My reader experience

This list contained a few people that I had never heard of, but who clearly were a lot more influential then many of the people I thought were the most influential. Take, for example, number seven, "Ts'ai Lun" the inventor of paper (China 105 AD). Largely because of the existence of paper China was able to develop into a powerful and united empire, and when paper reached Europe it had a profound influence on Western Civilization as well. Because of paper we don't need to use clay tablets, sheep skin, papyrus, or bamboo to write. Printing presses and the mass production of books and newspapers has been made possible because of paper. We also have paper money, toilet paper, and paper products thanks to Ts'ai Lun. Would there even be a modern Western Civilization without Ts'ai Lun? Keep this in mind before disagreeing with Hart too quickly. His analysis may change your mind.
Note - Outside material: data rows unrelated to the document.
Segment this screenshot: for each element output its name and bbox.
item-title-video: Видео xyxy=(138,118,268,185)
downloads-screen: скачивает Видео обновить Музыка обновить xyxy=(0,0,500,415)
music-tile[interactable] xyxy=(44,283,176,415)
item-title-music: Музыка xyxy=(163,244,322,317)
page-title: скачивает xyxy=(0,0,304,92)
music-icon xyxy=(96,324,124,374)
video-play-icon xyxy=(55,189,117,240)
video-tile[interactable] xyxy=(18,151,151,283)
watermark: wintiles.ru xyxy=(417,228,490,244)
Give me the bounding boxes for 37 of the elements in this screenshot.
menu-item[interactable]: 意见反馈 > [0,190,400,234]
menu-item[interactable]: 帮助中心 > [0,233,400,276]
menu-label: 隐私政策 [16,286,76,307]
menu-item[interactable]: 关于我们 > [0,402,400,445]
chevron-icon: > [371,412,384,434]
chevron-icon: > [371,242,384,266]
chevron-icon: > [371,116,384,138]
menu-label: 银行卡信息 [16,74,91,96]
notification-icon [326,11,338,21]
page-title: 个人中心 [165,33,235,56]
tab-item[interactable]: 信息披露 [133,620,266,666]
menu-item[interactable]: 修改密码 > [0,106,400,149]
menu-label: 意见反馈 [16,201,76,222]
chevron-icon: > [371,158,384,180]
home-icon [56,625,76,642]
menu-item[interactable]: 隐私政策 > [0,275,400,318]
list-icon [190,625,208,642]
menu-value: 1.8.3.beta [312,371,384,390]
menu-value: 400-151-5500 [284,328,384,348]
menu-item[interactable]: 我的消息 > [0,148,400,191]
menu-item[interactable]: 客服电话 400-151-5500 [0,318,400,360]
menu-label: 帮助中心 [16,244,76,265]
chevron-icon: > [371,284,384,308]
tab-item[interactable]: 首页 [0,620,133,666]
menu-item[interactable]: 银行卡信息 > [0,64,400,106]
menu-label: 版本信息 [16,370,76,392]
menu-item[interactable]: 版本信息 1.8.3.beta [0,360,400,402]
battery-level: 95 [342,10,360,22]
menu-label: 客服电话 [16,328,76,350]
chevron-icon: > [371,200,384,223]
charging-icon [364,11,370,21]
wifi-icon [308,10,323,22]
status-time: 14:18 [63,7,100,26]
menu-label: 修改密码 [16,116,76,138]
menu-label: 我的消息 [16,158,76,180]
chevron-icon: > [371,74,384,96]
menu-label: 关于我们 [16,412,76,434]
However, what I liked the most about the book were the biographies. They were well written and interesting, and typically a great history lesson. The fact that the selections of the biographies were based on something much more profound than fame, the established norm, or political correctness, made the book one of the most enlightening history books that I have read. I also liked the fact that the author clearly understood the scientific topics he was sometimes writing about. I've read this book to my kids and I think it made them much more aware of world history then their peers, perhaps even more so than if I had read an equally "thick" book on world history. That does not mean that I think this book is primarily a book on world history. It is a book that would be a great to read in addition to a good book on world history.

Discussion on the book

Some have complained that the rank of Shakespeare is too low. Edward de Vere (William Shakespeare according to Hart) is number 31. I do not agree with this critique. First of all, anyone on the list had an enormous influence on the world. Secondly, let's compare with another Edward, Edward Jenner. Edward Jenner is number 70 on the list. Edward Jenner invented the first practical smallpox vaccine. Smallpox killed more than 300 million people in the 20th century (which is roughly 7-8% of all deaths in the 20th century). Since 1979 no one has died from small pox because vaccination has eradicated it. Shakespeare was a play write that was influential on the English language. I had never read or heard much about Shakespeare until I moved to the U.S. (I am not a native English speaker). Shakespeare did not have a huge influence on me, as far as I can tell, but the fact that I did not die from small pox did.  So it seems to me that the two Edwards should actually switch rank.

Other people have objected that making such a list is futile guess work. However, the author states that the list and the ranks should not be taken too seriously, and still his arguments for someone's inclusion on the list as well as the rank are impressive. I think you will agree if you read the book with an open mind. There are also few women and individuals from certain parts of the world on the list and therefore he has been accused of bias. Maybe the author is biased, but trying to squeeze in individuals into his list to make it more "politically correct" would make it less believable. For example, the fact that there are fewer female conquerors, dictators, and founders of religions does not mean that women as a group are less influential then men or that it could have been different under different circumstances. Neither is the author claiming such a thing. Another objection to his list is that future world events may prove his list wrong. It should be mentioned that Hart fully accepts this critique. In fact his second revision was changed to a large extent because of the fall of communism.


What makes this a good book is the fact that it makes you think about who the influential people really were and why. It is also a good book to teach children about history and the people who influenced it. It is also a fun biography collection. Whomever you would like to see on this list, everyone has their viewpoint. My list will not look like yours, or Harts, but Harts list is quite enlightening.